According to Irshad Danish, National Coordinator of Scaling-Up Nutrition Civil Society Alliance Pakistan (SUN-CSA) — a coalition of over 150 civil society organisations — the country has some good laws and strategies to combat malnutrition. For example there is a law promoting breastfeeding and child nutrition, but it has so far remained on the statute book.

“The national breastfeeding law was enacted in 2002, it took seven years, in 2009, for the rules of business [RoB] to be written and another four years to set up the infant feeding board [IFB] for implementation of these laws,” he says. “After the 18th amendment of the Constitution of Pakistan, in 2010, when health and nutrition became a provincial subject, all the provinces of Pakistan enacted these laws. However, only Punjab and Khyber Pakhtunkhwa framed the RoB and established the IFB. These boards have the authority to take violators to court. But despite blatant and continued violations by companies, not one complaint has been dealt with by the IFB.”

Further, said the SUN-CSA coordinator, the Food Authority Act has been enacted in Punjab, Khyber Pakhtunkhwa and, very recently, in Sindh (but in Karachi alone) tasked with the inspection of hotels, restaurants, food markets, departmental stores, food industries, bakeries, dairy and meat shops, bottled water companies etc and to ensure ban on certain foods from school canteens.

“There is little implementation of the law due to lack of human resources and testing laboratories. You need monitoring and inspections of school canteens for which resources are needed and that, sadly, is where we lose out. Somehow, Punjab remains ahead in implementation of this law due to political will at the higher level,” adds Danish.

Similarly, Dietary Guidelines for Improved Nutrition, developed by the federal government are also on the cards. If implemented, these guidelines will be instrumental in raising awareness and bringing about a change in the behaviour of the public towards consumption of nutritious foods.

Same is the case with the Universal Salt Iodisation Law. “Sindh is the first and only province that enacted the law in 2013 and by 2017 framed the RoB,” says the SUN-CSA spokesperson. “Unfortunately, there is zero implementation on that front.”

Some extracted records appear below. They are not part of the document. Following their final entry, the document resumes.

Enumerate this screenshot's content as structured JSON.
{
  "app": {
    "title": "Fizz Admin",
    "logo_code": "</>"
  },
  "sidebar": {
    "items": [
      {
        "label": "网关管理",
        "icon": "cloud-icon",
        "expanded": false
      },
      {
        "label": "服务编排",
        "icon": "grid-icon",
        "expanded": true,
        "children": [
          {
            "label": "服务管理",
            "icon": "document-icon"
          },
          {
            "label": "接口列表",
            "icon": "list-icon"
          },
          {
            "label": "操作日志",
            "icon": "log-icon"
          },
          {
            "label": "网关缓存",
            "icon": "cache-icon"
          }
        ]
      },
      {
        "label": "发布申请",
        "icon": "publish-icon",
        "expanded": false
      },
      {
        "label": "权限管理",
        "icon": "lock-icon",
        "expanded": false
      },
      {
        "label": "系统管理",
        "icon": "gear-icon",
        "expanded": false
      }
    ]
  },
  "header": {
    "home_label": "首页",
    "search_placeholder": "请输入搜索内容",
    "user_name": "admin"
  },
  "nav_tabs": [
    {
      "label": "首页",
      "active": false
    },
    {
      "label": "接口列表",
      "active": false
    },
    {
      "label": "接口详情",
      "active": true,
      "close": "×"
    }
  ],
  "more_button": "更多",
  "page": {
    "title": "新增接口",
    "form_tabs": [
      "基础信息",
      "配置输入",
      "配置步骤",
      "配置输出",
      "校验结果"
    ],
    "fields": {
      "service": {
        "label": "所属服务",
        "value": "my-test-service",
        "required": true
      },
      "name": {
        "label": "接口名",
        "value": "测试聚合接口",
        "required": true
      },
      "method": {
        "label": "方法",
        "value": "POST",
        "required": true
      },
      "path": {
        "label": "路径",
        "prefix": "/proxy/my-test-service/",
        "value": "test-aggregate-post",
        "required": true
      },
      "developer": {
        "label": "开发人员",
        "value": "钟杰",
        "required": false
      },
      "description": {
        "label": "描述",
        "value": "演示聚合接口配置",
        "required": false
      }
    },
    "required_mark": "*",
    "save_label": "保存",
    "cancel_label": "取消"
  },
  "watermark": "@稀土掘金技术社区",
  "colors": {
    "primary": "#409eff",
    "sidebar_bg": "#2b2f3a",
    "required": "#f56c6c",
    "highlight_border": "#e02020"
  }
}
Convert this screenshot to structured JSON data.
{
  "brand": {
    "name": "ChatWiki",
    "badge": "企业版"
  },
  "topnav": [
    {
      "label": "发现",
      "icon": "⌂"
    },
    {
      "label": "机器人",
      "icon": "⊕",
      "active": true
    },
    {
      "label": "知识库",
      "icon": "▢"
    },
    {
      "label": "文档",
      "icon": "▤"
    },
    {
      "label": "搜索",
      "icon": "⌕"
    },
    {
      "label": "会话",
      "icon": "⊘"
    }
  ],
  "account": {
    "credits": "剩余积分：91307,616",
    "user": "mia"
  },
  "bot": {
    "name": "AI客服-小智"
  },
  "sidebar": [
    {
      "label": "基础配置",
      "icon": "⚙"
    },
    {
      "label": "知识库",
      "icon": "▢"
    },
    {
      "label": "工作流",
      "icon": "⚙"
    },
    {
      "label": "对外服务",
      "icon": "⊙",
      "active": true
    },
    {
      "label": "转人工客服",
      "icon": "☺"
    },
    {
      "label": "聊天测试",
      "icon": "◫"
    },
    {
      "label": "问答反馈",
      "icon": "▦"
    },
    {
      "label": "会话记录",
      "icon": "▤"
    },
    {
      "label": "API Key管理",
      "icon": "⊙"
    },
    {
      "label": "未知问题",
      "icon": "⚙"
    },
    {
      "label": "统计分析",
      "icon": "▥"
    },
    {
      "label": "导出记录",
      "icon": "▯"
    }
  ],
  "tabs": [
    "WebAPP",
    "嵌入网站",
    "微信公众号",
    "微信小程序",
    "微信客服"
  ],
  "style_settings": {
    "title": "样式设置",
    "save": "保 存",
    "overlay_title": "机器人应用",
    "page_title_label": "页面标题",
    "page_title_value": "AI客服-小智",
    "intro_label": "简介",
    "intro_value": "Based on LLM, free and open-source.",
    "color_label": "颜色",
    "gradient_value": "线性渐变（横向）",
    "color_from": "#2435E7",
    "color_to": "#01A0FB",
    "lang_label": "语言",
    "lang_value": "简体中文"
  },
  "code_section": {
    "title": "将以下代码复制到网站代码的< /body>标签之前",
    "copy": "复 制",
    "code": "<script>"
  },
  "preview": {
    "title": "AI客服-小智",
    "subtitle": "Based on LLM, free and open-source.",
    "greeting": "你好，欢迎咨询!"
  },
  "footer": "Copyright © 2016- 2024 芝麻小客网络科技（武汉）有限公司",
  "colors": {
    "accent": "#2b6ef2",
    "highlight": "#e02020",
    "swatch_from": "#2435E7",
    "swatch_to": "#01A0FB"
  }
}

Recently, with financial support from the Department for International Development (DFID) and technical assistance from Nutrition International, the Pakistan government has initiated a food fortification programme. “It’s a five-year programme worth GBp 46 million to help 1,100 flour mills [to fortify flour with iron and micronutrients] and over 100 edible oil/ghee factories [to fortify them with Vitamins A and D].”

This is not the first time as similar initiatives, on an ad-hoc basis, have been taking place and then come to a grinding halt.

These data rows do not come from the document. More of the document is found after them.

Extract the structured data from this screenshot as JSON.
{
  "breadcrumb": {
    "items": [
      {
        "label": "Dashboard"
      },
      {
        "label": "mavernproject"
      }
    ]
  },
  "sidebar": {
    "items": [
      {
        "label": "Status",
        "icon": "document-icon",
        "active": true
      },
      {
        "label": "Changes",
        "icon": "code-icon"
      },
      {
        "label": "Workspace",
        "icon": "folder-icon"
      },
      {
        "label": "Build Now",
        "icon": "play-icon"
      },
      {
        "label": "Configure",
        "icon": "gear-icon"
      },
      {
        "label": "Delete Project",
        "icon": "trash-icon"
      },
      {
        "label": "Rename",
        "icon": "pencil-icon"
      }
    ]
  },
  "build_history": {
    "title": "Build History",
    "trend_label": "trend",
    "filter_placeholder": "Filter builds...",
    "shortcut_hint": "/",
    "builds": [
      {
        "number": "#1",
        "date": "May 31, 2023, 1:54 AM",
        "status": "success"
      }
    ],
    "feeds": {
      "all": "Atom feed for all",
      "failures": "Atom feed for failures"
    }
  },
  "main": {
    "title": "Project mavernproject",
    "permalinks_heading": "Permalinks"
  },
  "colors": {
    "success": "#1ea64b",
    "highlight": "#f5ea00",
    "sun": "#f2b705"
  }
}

Therefore, says Danish, unless this programme is backed by legislation, the fortification effort will become lost after five years when this program ends. “The sad part is fortification is not even expensive. It costs less than a rupee to fortify 10 kg of flour but the impact is many times more.” He says several countries had legislated fortification over a decade ago and now reap the benefits of a healthier younger generation.